M2 MacBook Pro’s 256GB SSD is only about half as fast as the M1 version’s
The use of the M2 chip is the new 13-inch MacBook Pro's biggest change compared to the M1 version Apple launched in 2020, but it's apparently not the only one. YouTubers on the Max Tech and Created Tech channels (via MacRumors) have run speed tests on the 256GB version of the M2 MacBook Pro and discovered that the SSD's read and write speeds are as much as 50 percent slower than the 256GB SSD in the M1 MacBook Pro.
Sustained disk read speeds run by Max Tech using the BlackMagic Disk Speed Test showed a drop from about 2,900MB/s in the M1 MacBook Pro to 1,446MB/s in the M2 MacBook Pro. Write speeds dropped from 2,215MB/s in the M1 Pro to 1,463MB/s in the M2 Pro, a smaller but still significant drop.

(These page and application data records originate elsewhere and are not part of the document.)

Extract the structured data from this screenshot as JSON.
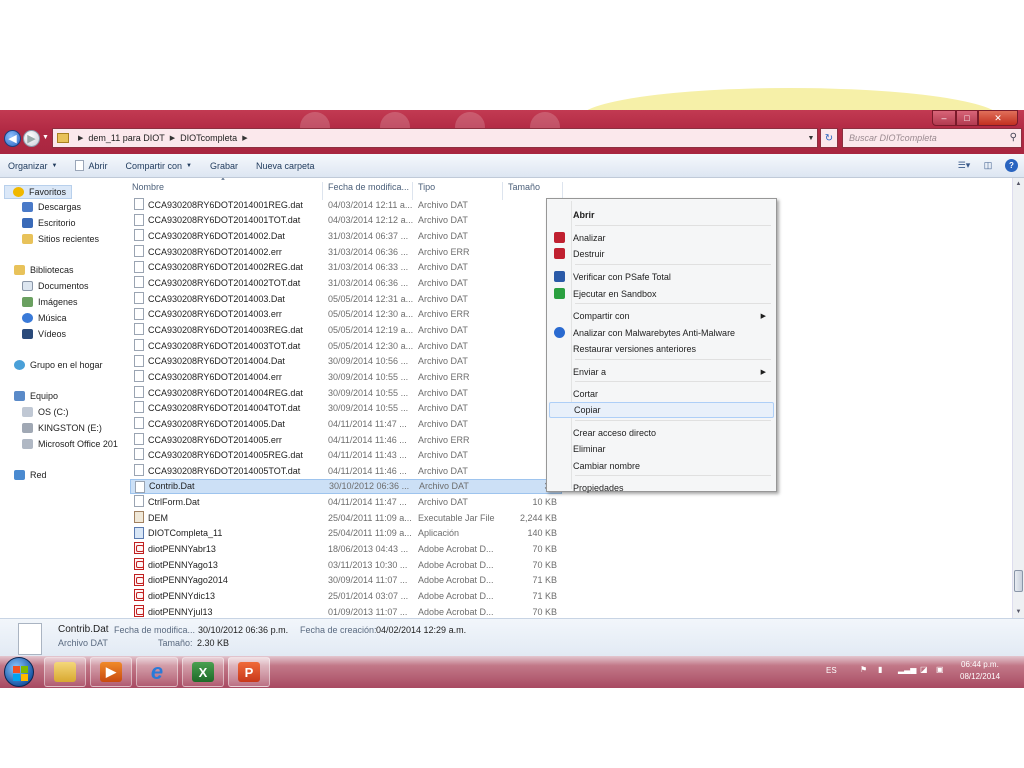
{
  "window": {
    "breadcrumb": [
      "dem_11 para DIOT",
      "DIOTcompleta"
    ],
    "search_placeholder": "Buscar DIOTcompleta"
  },
  "toolbar": {
    "organize": "Organizar",
    "open": "Abrir",
    "share": "Compartir con",
    "burn": "Grabar",
    "new_folder": "Nueva carpeta"
  },
  "nav": {
    "favorites": "Favoritos",
    "downloads": "Descargas",
    "desktop": "Escritorio",
    "recent": "Sitios recientes",
    "libraries": "Bibliotecas",
    "documents": "Documentos",
    "pictures": "Imágenes",
    "music": "Música",
    "videos": "Vídeos",
    "homegroup": "Grupo en el hogar",
    "computer": "Equipo",
    "os_drive": "OS (C:)",
    "kingston": "KINGSTON (E:)",
    "office": "Microsoft Office 201",
    "network": "Red"
  },
  "columns": {
    "name": "Nombre",
    "date": "Fecha de modifica...",
    "type": "Tipo",
    "size": "Tamaño"
  },
  "files": [
    {
      "name": "CCA930208RY6DOT2014001REG.dat",
      "date": "04/03/2014 12:11 a...",
      "type": "Archivo DAT",
      "size": "1",
      "icon": "file-icon"
    },
    {
      "name": "CCA930208RY6DOT2014001TOT.dat",
      "date": "04/03/2014 12:12 a...",
      "type": "Archivo DAT",
      "size": "1",
      "icon": "file-icon"
    },
    {
      "name": "CCA930208RY6DOT2014002.Dat",
      "date": "31/03/2014 06:37 ...",
      "type": "Archivo DAT",
      "size": "9",
      "icon": "file-icon"
    },
    {
      "name": "CCA930208RY6DOT2014002.err",
      "date": "31/03/2014 06:36 ...",
      "type": "Archivo ERR",
      "size": "0",
      "icon": "file-icon"
    },
    {
      "name": "CCA930208RY6DOT2014002REG.dat",
      "date": "31/03/2014 06:33 ...",
      "type": "Archivo DAT",
      "size": "1",
      "icon": "file-icon"
    },
    {
      "name": "CCA930208RY6DOT2014002TOT.dat",
      "date": "31/03/2014 06:36 ...",
      "type": "Archivo DAT",
      "size": "1",
      "icon": "file-icon"
    },
    {
      "name": "CCA930208RY6DOT2014003.Dat",
      "date": "05/05/2014 12:31 a...",
      "type": "Archivo DAT",
      "size": "10",
      "icon": "file-icon"
    },
    {
      "name": "CCA930208RY6DOT2014003.err",
      "date": "05/05/2014 12:30 a...",
      "type": "Archivo ERR",
      "size": "0",
      "icon": "file-icon"
    },
    {
      "name": "CCA930208RY6DOT2014003REG.dat",
      "date": "05/05/2014 12:19 a...",
      "type": "Archivo DAT",
      "size": "1",
      "icon": "file-icon"
    },
    {
      "name": "CCA930208RY6DOT2014003TOT.dat",
      "date": "05/05/2014 12:30 a...",
      "type": "Archivo DAT",
      "size": "1",
      "icon": "file-icon"
    },
    {
      "name": "CCA930208RY6DOT2014004.Dat",
      "date": "30/09/2014 10:56 ...",
      "type": "Archivo DAT",
      "size": "7",
      "icon": "file-icon"
    },
    {
      "name": "CCA930208RY6DOT2014004.err",
      "date": "30/09/2014 10:55 ...",
      "type": "Archivo ERR",
      "size": "0",
      "icon": "file-icon"
    },
    {
      "name": "CCA930208RY6DOT2014004REG.dat",
      "date": "30/09/2014 10:55 ...",
      "type": "Archivo DAT",
      "size": "1",
      "icon": "file-icon"
    },
    {
      "name": "CCA930208RY6DOT2014004TOT.dat",
      "date": "30/09/2014 10:55 ...",
      "type": "Archivo DAT",
      "size": "1",
      "icon": "file-icon"
    },
    {
      "name": "CCA930208RY6DOT2014005.Dat",
      "date": "04/11/2014 11:47 ...",
      "type": "Archivo DAT",
      "size": "10",
      "icon": "file-icon"
    },
    {
      "name": "CCA930208RY6DOT2014005.err",
      "date": "04/11/2014 11:46 ...",
      "type": "Archivo ERR",
      "size": "0",
      "icon": "file-icon"
    },
    {
      "name": "CCA930208RY6DOT2014005REG.dat",
      "date": "04/11/2014 11:43 ...",
      "type": "Archivo DAT",
      "size": "1",
      "icon": "file-icon"
    },
    {
      "name": "CCA930208RY6DOT2014005TOT.dat",
      "date": "04/11/2014 11:46 ...",
      "type": "Archivo DAT",
      "size": "1",
      "icon": "file-icon"
    },
    {
      "name": "Contrib.Dat",
      "date": "30/10/2012 06:36 ...",
      "type": "Archivo DAT",
      "size": "3 K",
      "icon": "file-icon",
      "selected": true
    },
    {
      "name": "CtrlForm.Dat",
      "date": "04/11/2014 11:47 ...",
      "type": "Archivo DAT",
      "size": "10 KB",
      "icon": "file-icon"
    },
    {
      "name": "DEM",
      "date": "25/04/2011 11:09 a...",
      "type": "Executable Jar File",
      "size": "2,244 KB",
      "icon": "jar-icon"
    },
    {
      "name": "DIOTCompleta_11",
      "date": "25/04/2011 11:09 a...",
      "type": "Aplicación",
      "size": "140 KB",
      "icon": "application-icon"
    },
    {
      "name": "diotPENNYabr13",
      "date": "18/06/2013 04:43 ...",
      "type": "Adobe Acrobat D...",
      "size": "70 KB",
      "icon": "pdf-icon"
    },
    {
      "name": "diotPENNYago13",
      "date": "03/11/2013 10:30 ...",
      "type": "Adobe Acrobat D...",
      "size": "70 KB",
      "icon": "pdf-icon"
    },
    {
      "name": "diotPENNYago2014",
      "date": "30/09/2014 11:07 ...",
      "type": "Adobe Acrobat D...",
      "size": "71 KB",
      "icon": "pdf-icon"
    },
    {
      "name": "diotPENNYdic13",
      "date": "25/01/2014 03:07 ...",
      "type": "Adobe Acrobat D...",
      "size": "71 KB",
      "icon": "pdf-icon"
    },
    {
      "name": "diotPENNYjul13",
      "date": "01/09/2013 11:07 ...",
      "type": "Adobe Acrobat D...",
      "size": "70 KB",
      "icon": "pdf-icon"
    }
  ],
  "context_menu": {
    "items": [
      {
        "label": "Abrir",
        "bold": true
      },
      {
        "label": "Analizar",
        "icon": "shield-icon"
      },
      {
        "label": "Destruir",
        "icon": "shield-icon"
      },
      {
        "label": "Verificar con PSafe Total",
        "icon": "psafe-shield-icon"
      },
      {
        "label": "Ejecutar en Sandbox",
        "icon": "sandbox-icon"
      },
      {
        "label": "Compartir con",
        "submenu": true
      },
      {
        "label": "Analizar con Malwarebytes Anti-Malware",
        "icon": "malwarebytes-icon"
      },
      {
        "label": "Restaurar versiones anteriores"
      },
      {
        "label": "Enviar a",
        "submenu": true
      },
      {
        "label": "Cortar"
      },
      {
        "label": "Copiar",
        "highlighted": true
      },
      {
        "label": "Crear acceso directo"
      },
      {
        "label": "Eliminar"
      },
      {
        "label": "Cambiar nombre"
      },
      {
        "label": "Propiedades"
      }
    ]
  },
  "details": {
    "filename": "Contrib.Dat",
    "type": "Archivo DAT",
    "modified_label": "Fecha de modifica...",
    "modified_value": "30/10/2012 06:36 p.m.",
    "created_label": "Fecha de creación:",
    "created_value": "04/02/2014 12:29 a.m.",
    "size_label": "Tamaño:",
    "size_value": "2.30 KB"
  },
  "taskbar": {
    "language": "ES",
    "time": "06:44 p.m.",
    "date": "08/12/2014"
  },
  "colors": {
    "titlebar": "#b22a44",
    "taskbar": "#a84a62",
    "selection": "#cce0f6",
    "accent": "#2a64c0"
  }
}
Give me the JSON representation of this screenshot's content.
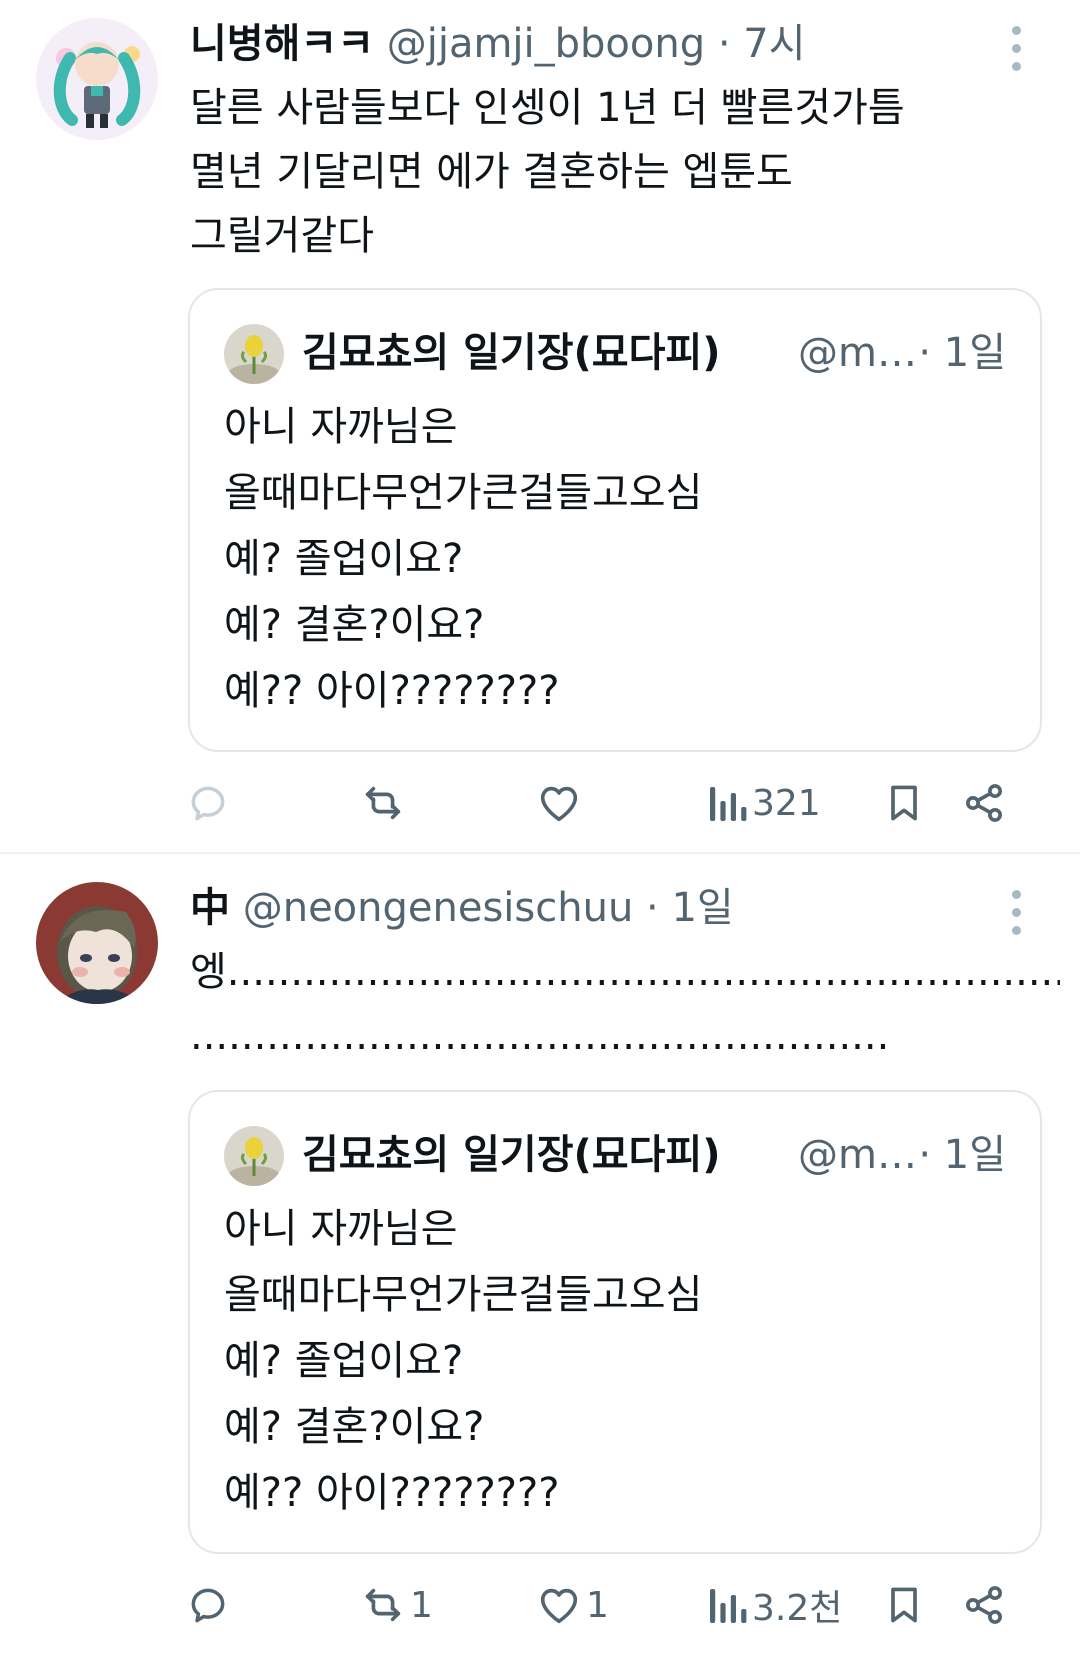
{
  "tweets": [
    {
      "display_name": "니병해ㅋㅋ",
      "handle": "@jjamji_bboong",
      "time": "7시",
      "text": "달른 사람들보다 인셍이 1년 더 빨른것가틈\n멸년 기달리면 에가 결혼하는 엡툰도\n그릴거같다",
      "quote": {
        "display_name": "김묘쵸의 일기장(묘다피)",
        "handle": "@m…",
        "time": "1일",
        "text": "아니 자까님은\n올때마다무언가큰걸들고오심\n예? 졸업이요?\n예? 결혼?이요?\n예?? 아이????????"
      },
      "stats": {
        "replies": "",
        "retweets": "",
        "likes": "",
        "views": "321"
      }
    },
    {
      "display_name": "中",
      "handle": "@neongenesischuu",
      "time": "1일",
      "text": "엥.....................................................................\n.......................................................",
      "quote": {
        "display_name": "김묘쵸의 일기장(묘다피)",
        "handle": "@m…",
        "time": "1일",
        "text": "아니 자까님은\n올때마다무언가큰걸들고오심\n예? 졸업이요?\n예? 결혼?이요?\n예?? 아이????????"
      },
      "stats": {
        "replies": "",
        "retweets": "1",
        "likes": "1",
        "views": "3.2천"
      }
    }
  ],
  "ui": {
    "separator": " · "
  },
  "icons": [
    "reply-icon",
    "retweet-icon",
    "like-icon",
    "views-icon",
    "bookmark-icon",
    "share-icon",
    "more-icon"
  ],
  "colors": {
    "text": "#0f1419",
    "secondary": "#536471",
    "border": "#e1e8ed",
    "background": "#ffffff"
  }
}
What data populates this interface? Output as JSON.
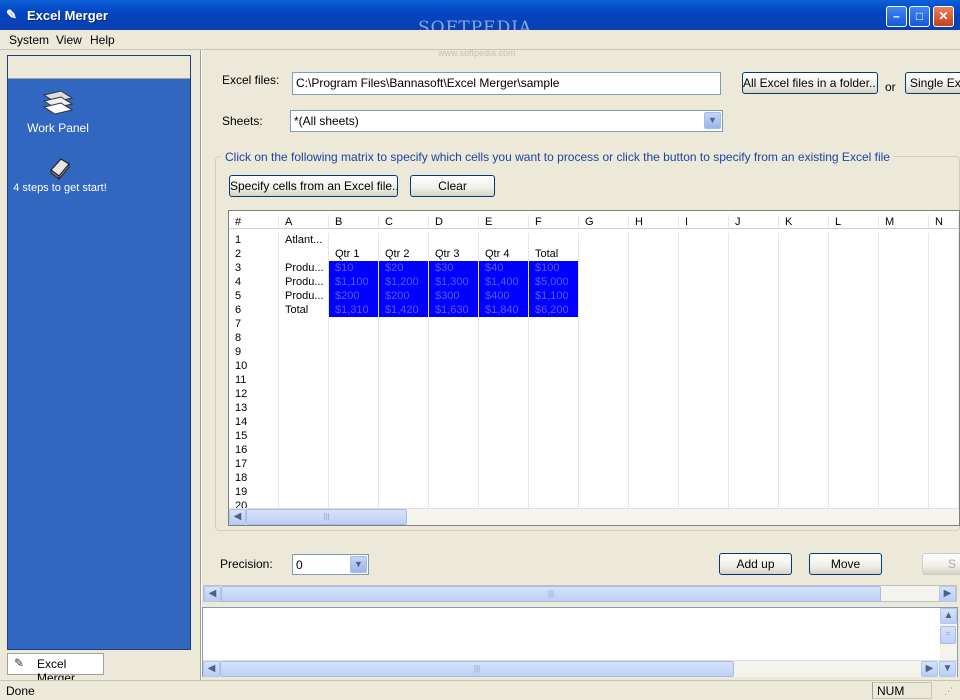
{
  "window": {
    "title": "Excel Merger",
    "watermark": "SOFTPEDIA",
    "watermark_url": "www.softpedia.com"
  },
  "menu": [
    "System",
    "View",
    "Help"
  ],
  "left_panel": {
    "items": [
      {
        "label": "Work Panel",
        "icon": "workpanel-icon"
      },
      {
        "label": "4 steps to get start!",
        "icon": "book-icon"
      }
    ],
    "tab_label": "Excel Merger"
  },
  "form": {
    "excel_files_label": "Excel files:",
    "excel_files_value": "C:\\Program Files\\Bannasoft\\Excel Merger\\sample",
    "all_files_button": "All Excel files in a folder...",
    "or_label": "or",
    "single_button": "Single Ex",
    "sheets_label": "Sheets:",
    "sheets_value": "*(All sheets)",
    "instruction": "Click on the following matrix to specify which cells you want to process or click the button to specify from an existing Excel file",
    "specify_button": "Specify cells from an Excel file...",
    "clear_button": "Clear",
    "precision_label": "Precision:",
    "precision_value": "0",
    "add_up_button": "Add up",
    "move_button": "Move",
    "cut_button": "S"
  },
  "grid": {
    "columns": [
      "#",
      "A",
      "B",
      "C",
      "D",
      "E",
      "F",
      "G",
      "H",
      "I",
      "J",
      "K",
      "L",
      "M",
      "N"
    ],
    "rows": [
      [
        "1",
        "Atlant...",
        "",
        "",
        "",
        "",
        ""
      ],
      [
        "2",
        "",
        "Qtr 1",
        "Qtr 2",
        "Qtr 3",
        "Qtr 4",
        "Total"
      ],
      [
        "3",
        "Produ...",
        "$10",
        "$20",
        "$30",
        "$40",
        "$100"
      ],
      [
        "4",
        "Produ...",
        "$1,100",
        "$1,200",
        "$1,300",
        "$1,400",
        "$5,000"
      ],
      [
        "5",
        "Produ...",
        "$200",
        "$200",
        "$300",
        "$400",
        "$1,100"
      ],
      [
        "6",
        "Total",
        "$1,310",
        "$1,420",
        "$1,630",
        "$1,840",
        "$6,200"
      ],
      [
        "7"
      ],
      [
        "8"
      ],
      [
        "9"
      ],
      [
        "10"
      ],
      [
        "11"
      ],
      [
        "12"
      ],
      [
        "13"
      ],
      [
        "14"
      ],
      [
        "15"
      ],
      [
        "16"
      ],
      [
        "17"
      ],
      [
        "18"
      ],
      [
        "19"
      ],
      [
        "20"
      ]
    ],
    "selection_color": "#0000ff"
  },
  "status": {
    "text": "Done",
    "num": "NUM"
  }
}
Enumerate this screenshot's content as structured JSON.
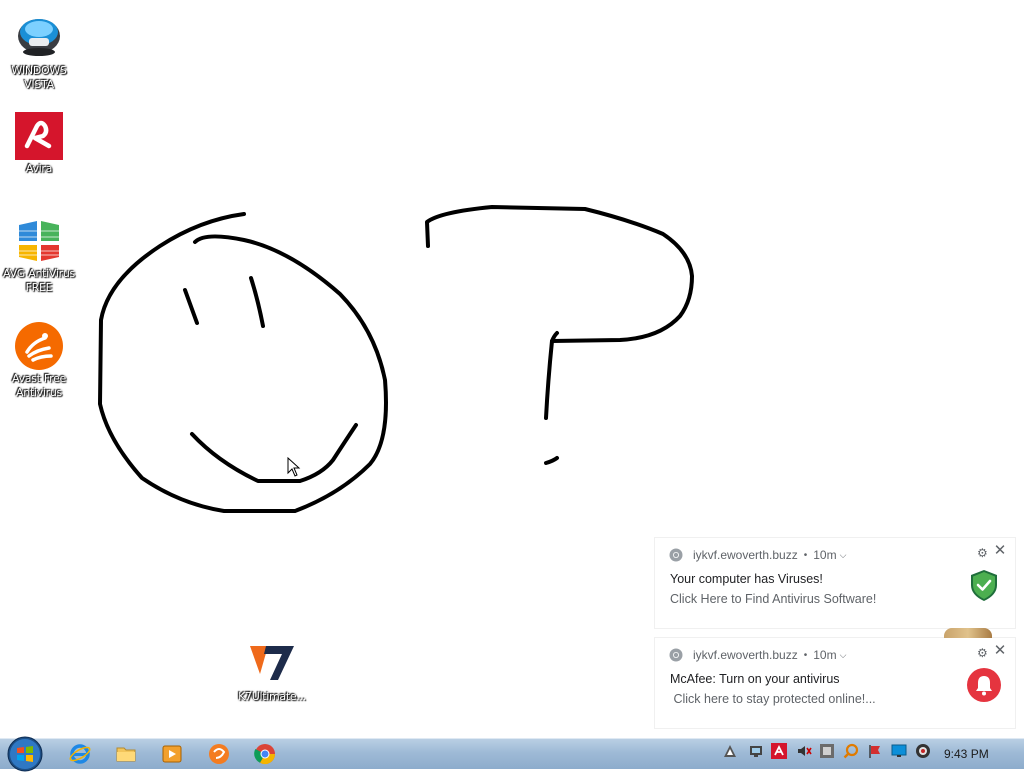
{
  "desktop": {
    "icons": [
      {
        "label": "WINDOWS VISTA",
        "icon": "windows-vista-icon"
      },
      {
        "label": "Avira",
        "icon": "avira-icon"
      },
      {
        "label": "AVG AntiVirus FREE",
        "icon": "avg-icon"
      },
      {
        "label": "Avast Free Antivirus",
        "icon": "avast-icon"
      },
      {
        "label": "K7Ultimate...",
        "icon": "k7-icon"
      }
    ]
  },
  "notifications": [
    {
      "source": "iykvf.ewoverth.buzz",
      "time": "10m",
      "title": "Your computer has Viruses!",
      "message": "Click Here to Find Antivirus Software!",
      "side_icon": "green-shield-icon"
    },
    {
      "source": "iykvf.ewoverth.buzz",
      "time": "10m",
      "title": "McAfee: Turn on your antivirus",
      "message": " Click here to stay protected online!...",
      "side_icon": "red-bell-icon"
    }
  ],
  "taskbar": {
    "pinned": [
      "internet-explorer-icon",
      "file-explorer-icon",
      "media-player-icon",
      "uc-browser-icon",
      "chrome-icon"
    ],
    "tray": [
      "avast-tray-icon",
      "network-tray-icon",
      "avira-tray-icon",
      "volume-tray-icon",
      "antivirus-tray-icon",
      "search-tray-icon",
      "flag-tray-icon",
      "display-tray-icon",
      "webcam-tray-icon"
    ],
    "clock": "9:43 PM"
  },
  "colors": {
    "taskbar": "#9ebad6",
    "avira_red": "#d5152c",
    "avast_orange": "#f56a00",
    "bell_red": "#e5343f",
    "shield_green": "#4caf50"
  }
}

The culprit appears to be the NAND flash configuration. Both YouTubers took the bottom off of the new MacBook Pro and discovered that the 256GB versions use just one 256GB NAND flash chip, whereas the M1 MacBook Pro uses a pair of 128GB flash chips. On drives with more physical NAND chips, SSD controllers use a process called interleaving to read data from and write data to multiple physical chips at once. Use fewer chips, and you can limit your peak performance.